Ce jeudi, à Moscou, Steve Witkoff, envoyé spécial de l’ancien président des États-Unis Donald Trump, se rend en Russie accompagné de Jared Kushner, son gendre. Cette séance, la septième de Witkoff dans le pays, prend une importance accrue alors que la communauté internationale tourne son attention vers le conflit ukrainien.
Alors que la situation en Ukraine reste tendue, le retour de Witkoff sur le sol russe pourrait ouvrir des portes à des discussions cruciales. Selon des sources diplomatiques, la diplomatie américaine, bien qu'elle ait semblé prendre du recul ces derniers temps, n’a pas abandonné l’espoir de concrétiser un accord entre Moscou et Kiev. Ces apprés-échanges pourraient s’averer d’autant plus nécessaires alors que les leaders mondiaux, y compris Volodymyr Zelensky, s'exprimeront sur la situation ukrainienne au Forum de Davos.

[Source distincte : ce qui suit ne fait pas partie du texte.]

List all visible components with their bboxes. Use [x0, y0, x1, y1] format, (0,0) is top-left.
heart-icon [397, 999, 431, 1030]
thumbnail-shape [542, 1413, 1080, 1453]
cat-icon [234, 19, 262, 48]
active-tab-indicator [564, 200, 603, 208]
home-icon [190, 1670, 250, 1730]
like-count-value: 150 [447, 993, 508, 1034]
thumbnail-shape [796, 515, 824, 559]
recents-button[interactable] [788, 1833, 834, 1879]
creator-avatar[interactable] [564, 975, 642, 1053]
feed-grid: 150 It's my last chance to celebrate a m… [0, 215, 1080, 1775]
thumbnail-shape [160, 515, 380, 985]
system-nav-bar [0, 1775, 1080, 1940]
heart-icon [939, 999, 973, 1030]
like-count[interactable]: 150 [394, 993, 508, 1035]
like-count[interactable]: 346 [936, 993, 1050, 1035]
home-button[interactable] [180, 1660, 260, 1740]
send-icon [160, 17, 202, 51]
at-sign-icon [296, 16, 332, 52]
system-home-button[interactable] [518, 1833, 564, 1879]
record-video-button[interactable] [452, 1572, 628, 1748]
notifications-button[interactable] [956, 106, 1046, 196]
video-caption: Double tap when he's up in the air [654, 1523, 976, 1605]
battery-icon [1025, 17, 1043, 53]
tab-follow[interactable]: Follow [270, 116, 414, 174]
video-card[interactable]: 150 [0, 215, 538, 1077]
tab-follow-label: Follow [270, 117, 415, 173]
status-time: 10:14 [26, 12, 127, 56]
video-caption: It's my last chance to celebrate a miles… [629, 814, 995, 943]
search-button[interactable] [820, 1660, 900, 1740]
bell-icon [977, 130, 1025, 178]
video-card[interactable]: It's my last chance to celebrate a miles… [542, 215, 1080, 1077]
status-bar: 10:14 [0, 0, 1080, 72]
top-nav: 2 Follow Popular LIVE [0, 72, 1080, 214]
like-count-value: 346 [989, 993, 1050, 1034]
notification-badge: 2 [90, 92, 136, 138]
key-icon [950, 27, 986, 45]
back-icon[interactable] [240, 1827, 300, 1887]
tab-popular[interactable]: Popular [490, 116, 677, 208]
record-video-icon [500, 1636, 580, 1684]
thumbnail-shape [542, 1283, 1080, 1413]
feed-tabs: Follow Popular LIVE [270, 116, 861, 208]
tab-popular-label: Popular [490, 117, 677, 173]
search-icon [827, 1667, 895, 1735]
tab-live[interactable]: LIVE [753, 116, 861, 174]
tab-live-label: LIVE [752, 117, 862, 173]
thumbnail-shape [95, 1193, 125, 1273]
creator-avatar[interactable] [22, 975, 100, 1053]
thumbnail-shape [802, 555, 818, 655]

Les discussions en cours sont déterminantes pour envisager une stabilisation de la région, et plusieurs analystes s'accordent à dire qu'un accord ne serait pas hors de portée. « Il y a des rouages en place qui pourraient faciliter un rapprochement, mais des préalable sont nécessaires », note un expert en affaires internationales de l'Institut Montaigne. Dans un contexte où la guerre a provoqué une profonde instabilité, la proposition d'un dialogue est à la fois audacieuse et réaliste, selon les observateurs.
Alors que les frappes russes continuent d’affecter des millions de civils, cette visite est un signe que les efforts diplomatiques peuvent encore produire des résultats concrets. L'heure est donc à la préparation des discussions qui engagent directement les futurs des nations concernées et plus largement de l'Europe. Tous les regards sont tournés vers Moscou et l'impact potentiel de cette délégation américaine.